Ancien président de la coopérative scolaire du Lycée Général Leclerc, Pierre Nka dénonce une décision administrative qu’il estime discutable dans sa forme. Selon lui, les dérives souvent observées lors des kermesses auraient pu être corrigées autrement, notamment par un meilleur encadrement relevant des missions du ministère de la Jeunesse et de l’Éducation civique (Minjec). Il soutient qu’en interdisant ces activités sur instruction du Minesec, celui-ci empiéterait indirectement sur les prérogatives du Minjec.

 

Les kermesses scolaires, rappelle-t-il, relèvent techniquement des Activités post et périscolaires (APPS), encadrées par les conseillers de jeunesse et d’animation formés à l’INJS ou dans les CENAJES. Si des dérives existent, cela traduirait selon lui des failles dans l’encadrement, mais non une raison suffisante pour supprimer ces espaces d’expression et de socialisation.


Plus largement, l’analyste estime que le civisme s’est affaibli au fil des années, malgré l’existence d’un ministère dédié. Il met en garde contre une évolution du Minjec vers une administration davantage politisée que technique, au détriment de sa mission première de formation citoyenne. Il critique également le choix du thème de cette édition, qu’il juge plus politicien qu’ancré dans une véritable politique publique.

 

Pierre Nka appelle ainsi à une réflexion sur le profil du ministre de la Jeunesse et de l’Éducation civique. Selon lui, cette fonction devrait être confiée prioritairement à des spécialistes des sciences sociales — science politique, philosophie, sociologie ou anthropologie — capables d’agir comme 

« ingénieurs des valeurs immatérielles ».

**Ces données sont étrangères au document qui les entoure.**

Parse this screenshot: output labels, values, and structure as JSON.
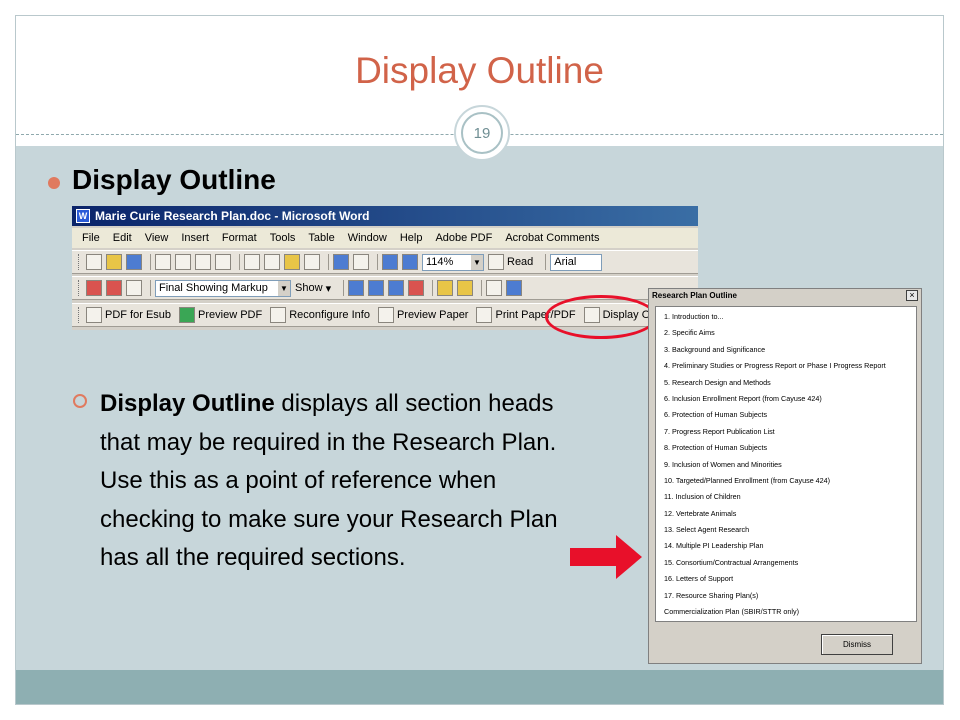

Tout en reconnaissant les défis actuels, il plaide pour un encadrement renouvelé des kermesses plutôt que leur interdiction, les considérant comme un reflet de la société. Il invite le Minjec à investir davantage le champ de la création culturelle et numérique afin de promouvoir les valeurs civiques auprès de la jeunesse. À ses yeux, seule une réorientation stratégique permettra de faire des célébrations de la jeunesse un véritable levier de construction d’une société plus vertueuse.